Wie ging es euren Hündinnen in der Zeit nach der Kastration?

  • Hallo,

    ich kann jetzt nur von der Hündin meiner Eltern berichten. Dolly ist nach der 2. Läufigkeit kastriert worden.

    Meine Eltern wollten ungewollten Nachwuchs ausschließen und zu der Zeit wohnten nur intakte Rüden in der Nachbarschaft, die sich mit der Warterei vor der Gartenpforte abwechselten (ich glaube, die haben Nummern ausgegeben).

    Verändert hat sich Dolly nicht wirklich. Sie ist mit dem Alter etwas runder um die Hüften geworden. Das war aber erst mit 9-10 Jahren so.

    Nach der OP war sie für ein/zwei Tage neben sich, wollte am dritten Tag den Staubsauger schon wieder jagen, die Wunde ist superklasse verheilt. Die Narbe war später kaum zu sehen.

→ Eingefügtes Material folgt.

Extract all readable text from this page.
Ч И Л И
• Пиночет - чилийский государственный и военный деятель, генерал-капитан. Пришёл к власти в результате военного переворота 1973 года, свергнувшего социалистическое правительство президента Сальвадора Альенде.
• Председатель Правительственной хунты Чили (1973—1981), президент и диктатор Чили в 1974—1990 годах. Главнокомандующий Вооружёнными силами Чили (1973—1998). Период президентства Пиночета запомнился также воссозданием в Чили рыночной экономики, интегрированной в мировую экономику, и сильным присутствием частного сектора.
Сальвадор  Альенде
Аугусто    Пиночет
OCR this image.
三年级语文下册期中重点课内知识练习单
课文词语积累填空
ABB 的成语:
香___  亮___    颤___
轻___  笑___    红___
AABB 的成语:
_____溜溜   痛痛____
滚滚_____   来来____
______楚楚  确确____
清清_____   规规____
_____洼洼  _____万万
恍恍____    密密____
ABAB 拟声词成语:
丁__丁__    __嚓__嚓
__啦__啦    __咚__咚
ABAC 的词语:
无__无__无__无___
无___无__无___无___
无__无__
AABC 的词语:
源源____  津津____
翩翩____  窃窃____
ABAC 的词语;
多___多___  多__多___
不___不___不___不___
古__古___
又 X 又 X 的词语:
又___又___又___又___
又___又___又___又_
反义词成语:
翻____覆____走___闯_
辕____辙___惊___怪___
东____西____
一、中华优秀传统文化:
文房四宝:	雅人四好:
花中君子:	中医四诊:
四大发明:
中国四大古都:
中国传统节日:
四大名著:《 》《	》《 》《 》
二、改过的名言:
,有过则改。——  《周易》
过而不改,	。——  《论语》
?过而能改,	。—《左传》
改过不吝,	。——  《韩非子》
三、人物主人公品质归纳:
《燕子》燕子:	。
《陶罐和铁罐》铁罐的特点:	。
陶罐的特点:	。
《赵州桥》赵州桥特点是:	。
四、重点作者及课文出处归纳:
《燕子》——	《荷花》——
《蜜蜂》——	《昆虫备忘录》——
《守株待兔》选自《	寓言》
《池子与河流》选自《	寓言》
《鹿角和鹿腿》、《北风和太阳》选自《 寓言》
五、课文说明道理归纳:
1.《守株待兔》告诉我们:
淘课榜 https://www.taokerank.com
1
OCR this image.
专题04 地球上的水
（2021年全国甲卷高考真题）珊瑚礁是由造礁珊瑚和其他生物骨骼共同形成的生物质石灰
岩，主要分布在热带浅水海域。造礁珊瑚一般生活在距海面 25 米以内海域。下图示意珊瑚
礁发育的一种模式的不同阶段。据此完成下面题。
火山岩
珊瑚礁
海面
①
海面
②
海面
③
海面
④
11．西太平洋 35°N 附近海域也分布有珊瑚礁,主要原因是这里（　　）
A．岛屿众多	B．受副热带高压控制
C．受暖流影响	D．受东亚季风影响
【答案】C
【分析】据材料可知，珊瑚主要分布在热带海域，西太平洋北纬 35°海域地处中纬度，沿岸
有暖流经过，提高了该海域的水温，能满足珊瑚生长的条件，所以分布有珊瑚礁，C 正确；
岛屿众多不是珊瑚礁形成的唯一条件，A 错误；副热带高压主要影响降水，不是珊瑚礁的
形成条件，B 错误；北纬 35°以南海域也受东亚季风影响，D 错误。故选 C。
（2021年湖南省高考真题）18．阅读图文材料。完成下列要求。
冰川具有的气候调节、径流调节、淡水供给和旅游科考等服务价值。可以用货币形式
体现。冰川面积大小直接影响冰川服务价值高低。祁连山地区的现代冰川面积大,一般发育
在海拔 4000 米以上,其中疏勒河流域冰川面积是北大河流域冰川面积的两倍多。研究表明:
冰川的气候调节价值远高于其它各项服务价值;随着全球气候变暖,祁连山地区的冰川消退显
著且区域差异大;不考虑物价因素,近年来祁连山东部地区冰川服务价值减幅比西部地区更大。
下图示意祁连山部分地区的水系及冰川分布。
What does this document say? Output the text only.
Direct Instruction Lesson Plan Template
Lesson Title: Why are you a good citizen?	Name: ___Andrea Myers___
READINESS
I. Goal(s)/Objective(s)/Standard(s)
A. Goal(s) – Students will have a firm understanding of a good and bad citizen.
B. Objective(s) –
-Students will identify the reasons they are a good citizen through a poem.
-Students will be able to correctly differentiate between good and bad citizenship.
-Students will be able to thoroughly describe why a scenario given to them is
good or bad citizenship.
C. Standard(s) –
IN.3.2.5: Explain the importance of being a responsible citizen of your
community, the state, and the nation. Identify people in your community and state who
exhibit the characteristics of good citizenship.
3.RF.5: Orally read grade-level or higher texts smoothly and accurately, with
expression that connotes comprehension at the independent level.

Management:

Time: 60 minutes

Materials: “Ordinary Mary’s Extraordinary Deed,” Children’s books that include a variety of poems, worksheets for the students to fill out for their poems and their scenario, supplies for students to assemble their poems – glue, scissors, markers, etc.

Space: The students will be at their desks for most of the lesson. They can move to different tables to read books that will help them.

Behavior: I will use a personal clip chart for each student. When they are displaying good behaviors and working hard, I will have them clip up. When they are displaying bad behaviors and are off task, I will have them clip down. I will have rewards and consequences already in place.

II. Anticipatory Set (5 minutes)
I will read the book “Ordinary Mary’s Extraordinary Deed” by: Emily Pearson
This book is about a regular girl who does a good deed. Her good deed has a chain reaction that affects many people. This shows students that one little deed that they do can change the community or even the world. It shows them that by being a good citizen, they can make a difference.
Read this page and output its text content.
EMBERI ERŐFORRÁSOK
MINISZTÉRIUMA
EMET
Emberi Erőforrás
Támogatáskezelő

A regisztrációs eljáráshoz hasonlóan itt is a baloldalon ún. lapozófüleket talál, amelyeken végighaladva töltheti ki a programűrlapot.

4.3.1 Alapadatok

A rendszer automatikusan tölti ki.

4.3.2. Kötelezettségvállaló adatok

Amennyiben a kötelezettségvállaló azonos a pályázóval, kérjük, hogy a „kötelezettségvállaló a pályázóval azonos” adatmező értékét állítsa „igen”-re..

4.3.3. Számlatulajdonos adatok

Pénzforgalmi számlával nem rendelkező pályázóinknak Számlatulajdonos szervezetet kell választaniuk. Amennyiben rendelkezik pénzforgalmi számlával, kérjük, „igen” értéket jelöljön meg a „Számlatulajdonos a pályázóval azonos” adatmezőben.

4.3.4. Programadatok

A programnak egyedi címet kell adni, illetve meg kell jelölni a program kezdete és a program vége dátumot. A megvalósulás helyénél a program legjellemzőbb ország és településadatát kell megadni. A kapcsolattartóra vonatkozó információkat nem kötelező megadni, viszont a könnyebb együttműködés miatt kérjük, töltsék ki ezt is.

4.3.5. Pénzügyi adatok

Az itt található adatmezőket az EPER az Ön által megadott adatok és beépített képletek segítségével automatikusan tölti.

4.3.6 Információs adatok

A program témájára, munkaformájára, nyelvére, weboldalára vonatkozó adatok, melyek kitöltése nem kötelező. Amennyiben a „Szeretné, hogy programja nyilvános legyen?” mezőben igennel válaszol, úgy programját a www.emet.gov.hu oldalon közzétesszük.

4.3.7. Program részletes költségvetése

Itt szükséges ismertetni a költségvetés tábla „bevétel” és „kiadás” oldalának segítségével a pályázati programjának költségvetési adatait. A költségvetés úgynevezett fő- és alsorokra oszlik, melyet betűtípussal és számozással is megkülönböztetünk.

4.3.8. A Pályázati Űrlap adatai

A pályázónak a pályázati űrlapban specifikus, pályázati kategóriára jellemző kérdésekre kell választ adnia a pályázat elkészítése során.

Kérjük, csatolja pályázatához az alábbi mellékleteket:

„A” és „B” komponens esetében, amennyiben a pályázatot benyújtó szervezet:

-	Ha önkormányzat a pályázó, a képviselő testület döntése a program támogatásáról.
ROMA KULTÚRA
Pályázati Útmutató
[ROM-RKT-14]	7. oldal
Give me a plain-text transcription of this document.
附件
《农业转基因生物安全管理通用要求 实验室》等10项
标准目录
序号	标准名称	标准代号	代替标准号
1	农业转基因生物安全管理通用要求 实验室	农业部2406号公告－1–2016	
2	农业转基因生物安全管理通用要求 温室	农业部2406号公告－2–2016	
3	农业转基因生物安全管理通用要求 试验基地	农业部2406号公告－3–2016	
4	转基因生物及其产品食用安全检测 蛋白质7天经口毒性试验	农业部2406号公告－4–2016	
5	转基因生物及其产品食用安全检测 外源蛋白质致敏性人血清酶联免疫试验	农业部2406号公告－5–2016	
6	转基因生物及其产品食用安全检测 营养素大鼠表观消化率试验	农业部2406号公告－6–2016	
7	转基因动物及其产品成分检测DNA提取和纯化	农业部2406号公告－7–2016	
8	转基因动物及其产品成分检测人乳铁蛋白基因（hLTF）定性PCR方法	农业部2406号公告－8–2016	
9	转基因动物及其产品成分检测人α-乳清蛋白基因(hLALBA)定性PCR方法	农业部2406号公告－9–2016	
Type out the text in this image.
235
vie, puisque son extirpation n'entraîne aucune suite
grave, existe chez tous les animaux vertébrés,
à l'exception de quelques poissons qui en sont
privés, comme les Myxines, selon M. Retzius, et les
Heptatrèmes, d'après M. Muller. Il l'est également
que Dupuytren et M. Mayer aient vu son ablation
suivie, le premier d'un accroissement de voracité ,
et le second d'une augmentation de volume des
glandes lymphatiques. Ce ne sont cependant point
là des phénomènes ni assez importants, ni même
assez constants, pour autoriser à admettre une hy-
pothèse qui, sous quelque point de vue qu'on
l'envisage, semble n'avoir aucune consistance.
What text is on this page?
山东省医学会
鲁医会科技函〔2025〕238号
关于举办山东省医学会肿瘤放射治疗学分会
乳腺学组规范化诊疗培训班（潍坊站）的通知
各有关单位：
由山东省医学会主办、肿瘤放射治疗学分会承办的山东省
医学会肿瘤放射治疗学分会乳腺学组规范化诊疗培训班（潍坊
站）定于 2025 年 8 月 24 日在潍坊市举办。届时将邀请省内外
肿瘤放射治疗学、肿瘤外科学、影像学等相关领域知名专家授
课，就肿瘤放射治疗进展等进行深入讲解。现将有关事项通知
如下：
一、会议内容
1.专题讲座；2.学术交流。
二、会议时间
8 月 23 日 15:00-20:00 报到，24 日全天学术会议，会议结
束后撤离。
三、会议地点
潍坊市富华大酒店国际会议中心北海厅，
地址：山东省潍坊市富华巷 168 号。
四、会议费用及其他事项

    Es gab keine Fellveränderung, keine Wesensveränderung nichts in der Richtung.

    Doch, die Rüden aus der Nachbarschaft haben die Gartenpforte nicht mehr blockiert.

  • Ich kann mich Igelfrauchen nur anschliesen.
    Haben Kiwi auch nach der ersten Läufigkeit kastrieren lassen (Wg. Krebsrisiko /Scheinschwangerschaft). Die ersten 2 Tage war sie schlapp. Aber am 3 Tagen konnte sie schon wieder ordentlich ziehen an der Leine.
    Sie ist auch nach ca. 1/2 Jh. ruhiger gworden. War vorher seeeehr quirlig.
    Aufpassen muß ich jetzt mit dem Futter. Neigt dazu ein paar Kilos zu viel drauf zu haben.
    Ich bereue es nicht, das ichs gemacht habe.

  • All unsere Hunde Damen sind nach der ersten Läufigkeit Kastriert worden und verändert haben sie sich eigentlich nicht groß artig. Das einzigste was jetzt anders ist das sie nicht Läufig und Scheinschwanger werden. :p

    Sie sind weder Dick noch agressiv gegenüber anderen Hündinnen geworden. Auch das Fell hat sich nicht geändert und chrakterlich sind sie immer noch so toll vor der Kastration.


    Nach der OP waren die Mädels 1-2 Tage wollten sie einfach nur ihre ruhe haben, aber ist ja beim Menschen nicht anders.

  • Hi,

    unser Huskymädel zeigte 4 h nach der OP bereits wieder an, nach draußen zu müssen, war den Rest des Tages etwas müde.
    Bereits am nächsten Tag war sie der Meinung, wieder fit zu sein und Gassi gehen zu wollen.
    10 Tage können sehr lang sein...

    Keinerlei Probleme.

  • Hallo Katja,

    unsere Pudelhündin Sissi wurde letzten Donnerstag kastriert, weil sie Probleme mit Gebärmutterentzündungen hatte. Sie ist jetz drei Jahre alt.
    Heute nach 8 Tagen springt sie schon wieder rum, als wäre nie etwas gewesen. Wir haben ihr einen Body angezogen und nach fünf Tagen war die Wunde so super verheilt, das wir ihr den Anzug wieder ausziehen konnten.
    Veränderungen können wir noch nicht erkennen. Sie mäkelt wie immer an ihrem Futter herum. Und ist rotzfrech wie immer :smile:

    Für unseren Hund war die Kastration eine gute Entscheidung.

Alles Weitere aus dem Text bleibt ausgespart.